Sur le blog Charybde 27 : https://charybde2.wordpress.com/2021/07/14/note-de-lecture-lentretien-des-muses-philippe-jaccottet/
Quel plus enthousiasmant programme, pour toute chroniqueuse ou tout blogueur, en toute humilité, mais tentant de faire exister quelque chose, que ces quelques lignes tracées par
Philippe Jaccottet en introduction de son « L'entretien des muses » (simplement sous-titré « Chroniques de poésie »), publication en volume en 1968 de vingt-huit petits essais écrits entre 1955 et 1966, principalement pour les colonnes de la Nouvelle Revue française et de la Gazette de Lausanne, assortis de quelques notes alors inédites en complément.
Plus précieuses encore dans ce qu'elles dessinent dans leurs pleins comme dans leurs creux, de tentative volontariste, même si effectuée sans emphase, de rendre compte de ce que signifie lire
de la poésie, tâche déjà ô combien difficile, de son aveu même, pour le poète accompli et extrêmement fin lecteur et connaisseur que fut l'habitant de Grignan, décédé en février 2021, accompagné plus que jamais par les éloges unanimes de la communauté littéraire, tâche qui semble parfois insurmontable pour la lectrice ou le lecteur qui découvre depuis peu la poésie moderne et contemporaine, et qui y cherche des repères ou des marques de familiarisation dans la défamiliarisation.

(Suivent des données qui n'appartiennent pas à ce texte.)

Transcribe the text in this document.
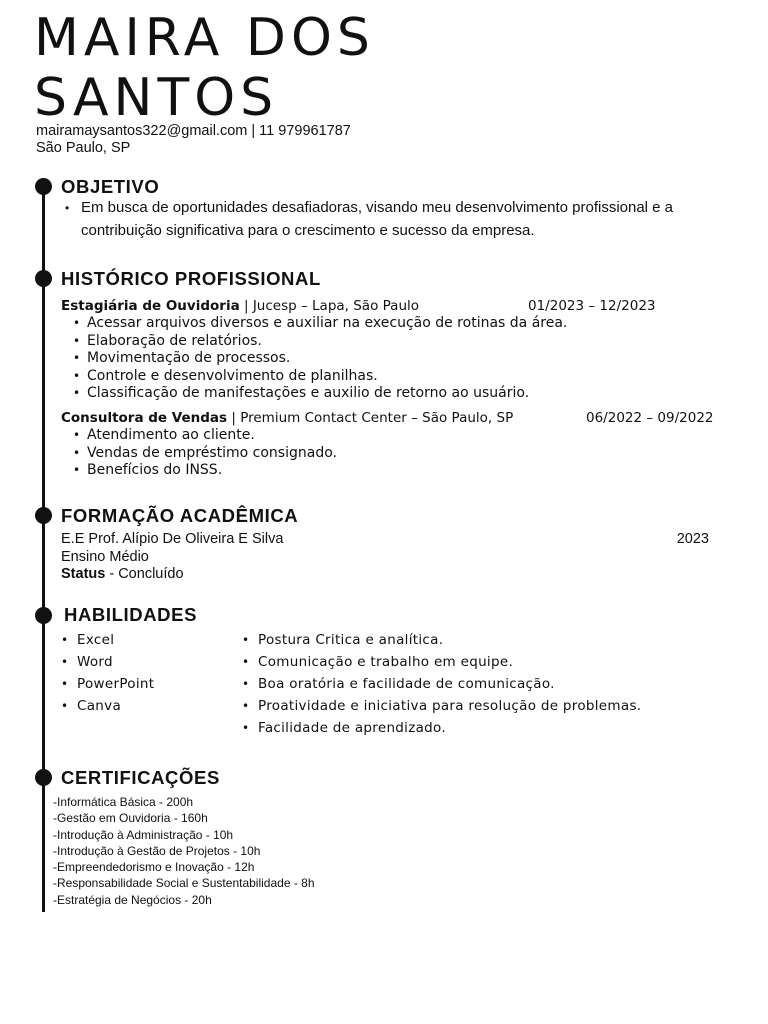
MAIRA DOS
SANTOS
mairamaysantos322@gmail.com | 11 979961787
São Paulo, SP
OBJETIVO
• Em busca de oportunidades desafiadoras, visando meu desenvolvimento profissional e a contribuição significativa para o crescimento e sucesso da empresa.
HISTÓRICO PROFISSIONAL
Estagiária de Ouvidoria | Jucesp – Lapa, São Paulo	01/2023 – 12/2023
• Acessar arquivos diversos e auxiliar na execução de rotinas da área.
• Elaboração de relatórios.
• Movimentação de processos.
• Controle e desenvolvimento de planilhas.
• Classificação de manifestações e auxilio de retorno ao usuário.
Consultora de Vendas | Premium Contact Center – São Paulo, SP	06/2022 – 09/2022
• Atendimento ao cliente.
• Vendas de empréstimo consignado.
• Benefícios do INSS.
FORMAÇÃO ACADÊMICA
E.E Prof. Alípio De Oliveira E Silva	2023
Ensino Médio
Status - Concluído
HABILIDADES
• Excel
• Word
• PowerPoint
• Canva
• Postura Critica e analítica.
• Comunicação e trabalho em equipe.
• Boa oratória e facilidade de comunicação.
• Proatividade e iniciativa para resolução de problemas.
• Facilidade de aprendizado.
CERTIFICAÇÕES
-Informática Básica - 200h
-Gestão em Ouvidoria - 160h
-Introdução à Administração - 10h
-Introdução à Gestão de Projetos - 10h
-Empreendedorismo e Inovação - 12h
-Responsabilidade Social e Sustentabilidade - 8h
-Estratégia de Negócios - 20h
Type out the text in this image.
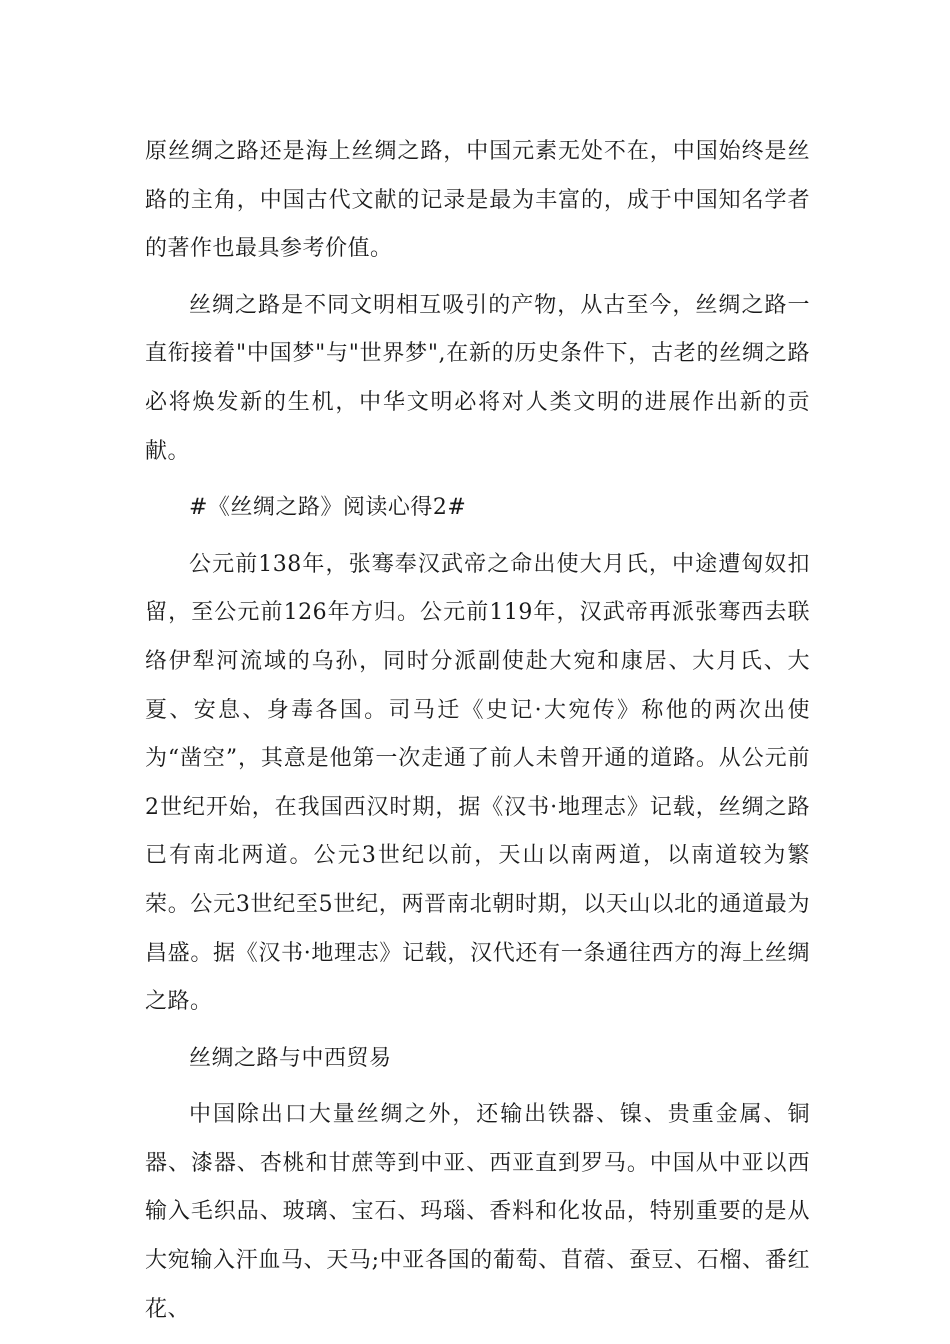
原丝绸之路还是海上丝绸之路，中国元素无处不在，中国始终是丝路的主角，中国古代文献的记录是最为丰富的，成于中国知名学者的著作也最具参考价值。

丝绸之路是不同文明相互吸引的产物，从古至今，丝绸之路一直衔接着"中国梦"与"世界梦",在新的历史条件下，古老的丝绸之路必将焕发新的生机，中华文明必将对人类文明的进展作出新的贡献。

#《丝绸之路》阅读心得2#

公元前138年，张骞奉汉武帝之命出使大月氏，中途遭匈奴扣留，至公元前126年方归。公元前119年，汉武帝再派张骞西去联络伊犁河流域的乌孙，同时分派副使赴大宛和康居、大月氏、大夏、安息、身毒各国。司马迁《史记·大宛传》称他的两次出使为“凿空”，其意是他第一次走通了前人未曾开通的道路。从公元前2世纪开始，在我国西汉时期，据《汉书·地理志》记载，丝绸之路已有南北两道。公元3世纪以前，天山以南两道，以南道较为繁荣。公元3世纪至5世纪，两晋南北朝时期，以天山以北的通道最为昌盛。据《汉书·地理志》记载，汉代还有一条通往西方的海上丝绸之路。

丝绸之路与中西贸易

中国除出口大量丝绸之外，还输出铁器、镍、贵重金属、铜器、漆器、杏桃和甘蔗等到中亚、西亚直到罗马。中国从中亚以西输入毛织品、玻璃、宝石、玛瑙、香料和化妆品，特别重要的是从大宛输入汗血马、天马;中亚各国的葡萄、苜蓿、蚕豆、石榴、番红花、
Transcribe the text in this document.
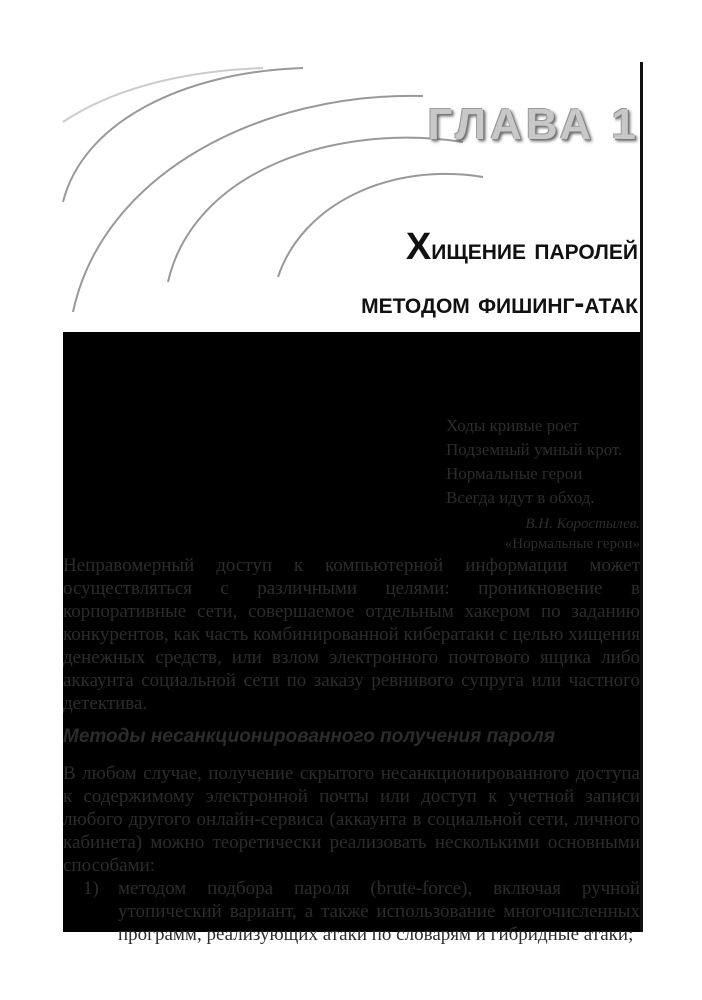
ГЛАВА 1
Хищение паролей
методом фишинг-атак
Ходы кривые роет
Подземный умный крот.
Нормальные герои
Всегда идут в обход.
В.Н. Коростылев.
«Нормальные герои»
Неправомерный доступ к компьютерной информации может осуществляться с различными целями: проникновение в корпоративные сети, совершаемое отдельным хакером по заданию конкурентов, как часть комбинированной кибератаки с целью хищения денежных средств, или взлом электронного почтового ящика либо аккаунта социальной сети по заказу ревнивого супруга или частного детектива.
Методы несанкционированного получения пароля
В любом случае, получение скрытого несанкционированного доступа к содержимому электронной почты или доступ к учетной записи любого другого онлайн-сервиса (аккаунта в социальной сети, личного кабинета) можно теоретически реализовать несколькими основными способами:
1) методом подбора пароля (brute-force), включая ручной утопический вариант, а также использование многочисленных программ, реализующих атаки по словарям и гибридные атаки;
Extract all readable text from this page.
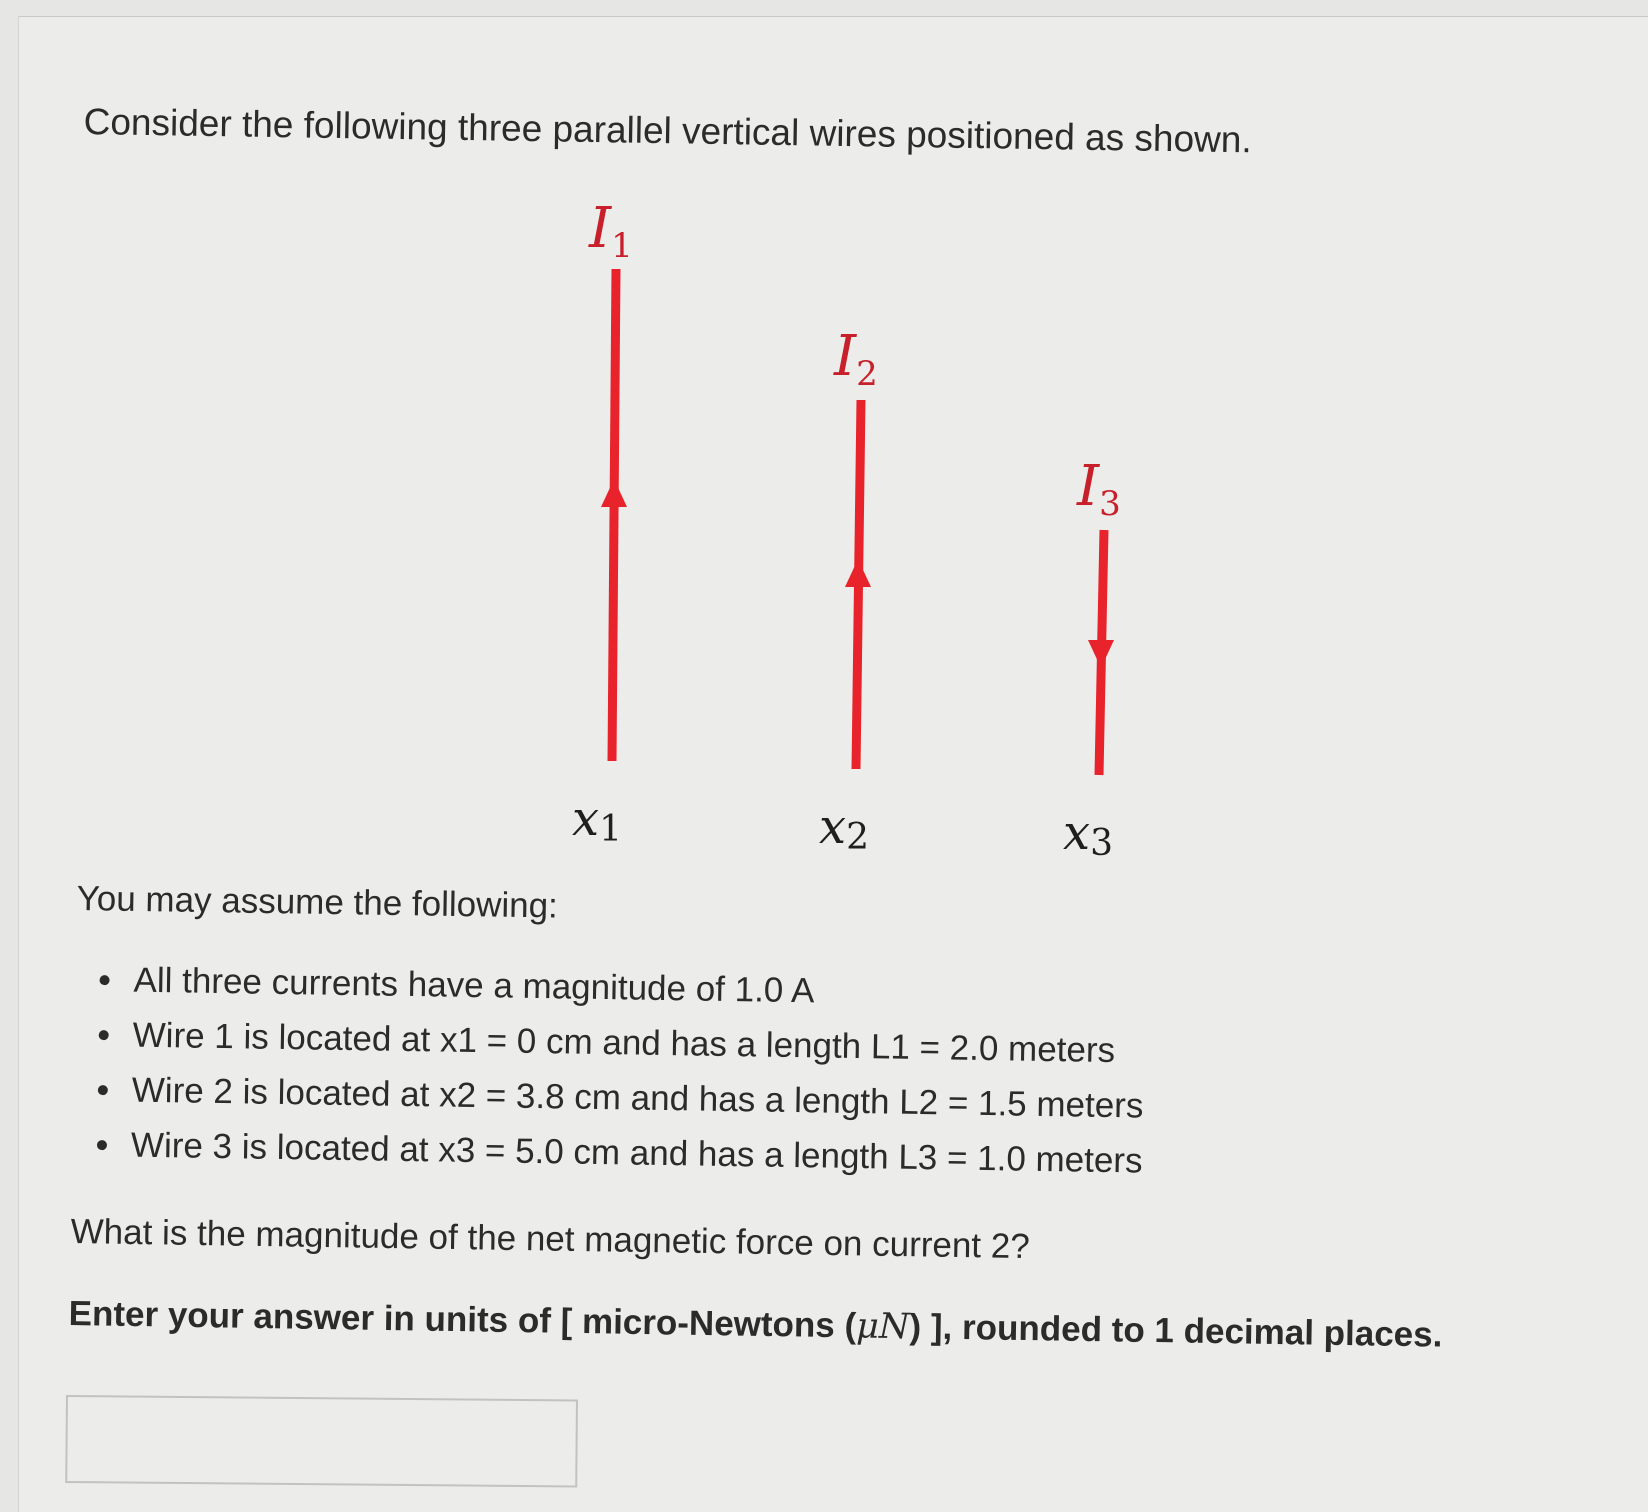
Consider the following three parallel vertical wires positioned as shown.

I1
x1
I2
x2
I3
x3

You may assume the following:

All three currents have a magnitude of 1.0 A
Wire 1 is located at x1 = 0 cm and has a length L1 = 2.0 meters
Wire 2 is located at x2 = 3.8 cm and has a length L2 = 1.5 meters
Wire 3 is located at x3 = 5.0 cm and has a length L3 = 1.0 meters

What is the magnitude of the net magnetic force on current 2?

Enter your answer in units of [ micro-Newtons (μN) ], rounded to 1 decimal places.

Il est particulièrement intéressant, avant de se plonger dans les plus audacieuses des tentatives de transmission et d'éclairage opérées ici par
Philippe Jaccottet, de saisir certaines de ses réserves, de ses incertitudes ou même de ses rejets (relatifs – comme il l'indiquait lui-même en ouverture) vis-à-vis de certains très grands noms, dont il traque avec respect certaines limites dans la lecture que lui-même peut en faire : à propos de
Saint-John Perse (1887-1975), dont il admire maintes facettes mais dont il soupçonne le souci trop prononcé de fabrication à vide, à partir d'un certain moment dans son oeuvre, à propos de
René Char (1907-1988), pour lequel on sent aussi une vaste empathie pourtant, mais qui suscite pourtant une réserve complexe (« Trop de beauté – un trop à peine pondérable – ne chasse-t-elle pas la beauté ? »), mais aussi sur des tonalités parfois subtiles et contrastées tenant compte d'un tempo de l'oeuvre, à propos de
Paul Claudel (1868-1955), de
Pierre Jean Jouve (1887-1976), de
Francis Ponge (1899-1988), ou encore de
Jean Tardieu (1903-1995).
Il y a aussi, bien entendu dans semblable ouvrage, la magie de la découverte, en ce qui me concerne, de l'inconnu (même s'il est en réalité plus que célèbre), inconnu que le texte de
Philippe Jaccottet dévoile et rend désirable – et ils sont ici nombreux, tant est menue ma culture personnelle
de la poésie moderne et contemporaine :
Edmond-Henri Crisinel (1897-1948), chez qui « la poésie ne s'est nullement développée organiquement avec les années, mais a été un affleurement d'ombres et de trésors profonds que recouvraient d'ordinaire les eaux du quotidien le plus monotone, le plus quotidien »,
Gustave Roud (1897-1976), dont la voix n'est jamais « plus saisissante que lorsqu'elle monte, assourdie, durcie même, de ces confins où il est le plus mal, où il se croit, peut-être, le plus éloigné
de la poésie, attendant en vain, mais attendant malgré tout, immobile, effrayé, digne comme savent le rester peu de poètes, entouré de ses quelques signes familiers qui se détournent et se taisent »,
Armen Lubin (1903-1974), où « ce qui frappe d'abord, c'est que l'harmonie est malmenée, brisée, réduite en loques même quelquefois » et où la « poésie est de l'ordre de la ruse : il n'a que cette arme contre l'anéantissement dans l'immobilité, écartelée ou souffreteuse »,
Jean Tortel (1904-1993), Pierre Delisle (1908-2000), Jean Grosjean (1912-2006), et « ces campagnes, où il rôde, ou attend, [dans lesquelles] souvent on entend grincer et cahoter des chars »,
Henri Thomas (1912-1993),
Jean-Paul de Dadelsen (1913-1957), avec « ce qui [y] est si poignant […] : les
moments où il se refuse à la fuite (dans le brillant, le cocasse, la verve, la grandiloquence), où le regard est absolument nu, l'âme nue, le langage nu », Alain Borne (1915-1962),
Maurice Chappaz (1916-2009),
Michel Deguy (1930-), et enfin
Pierre Oster (1933-2020). Autant de voix désormais à découvrir à leur tour, depuis cette table d'orientation exigeante ainsi révélée.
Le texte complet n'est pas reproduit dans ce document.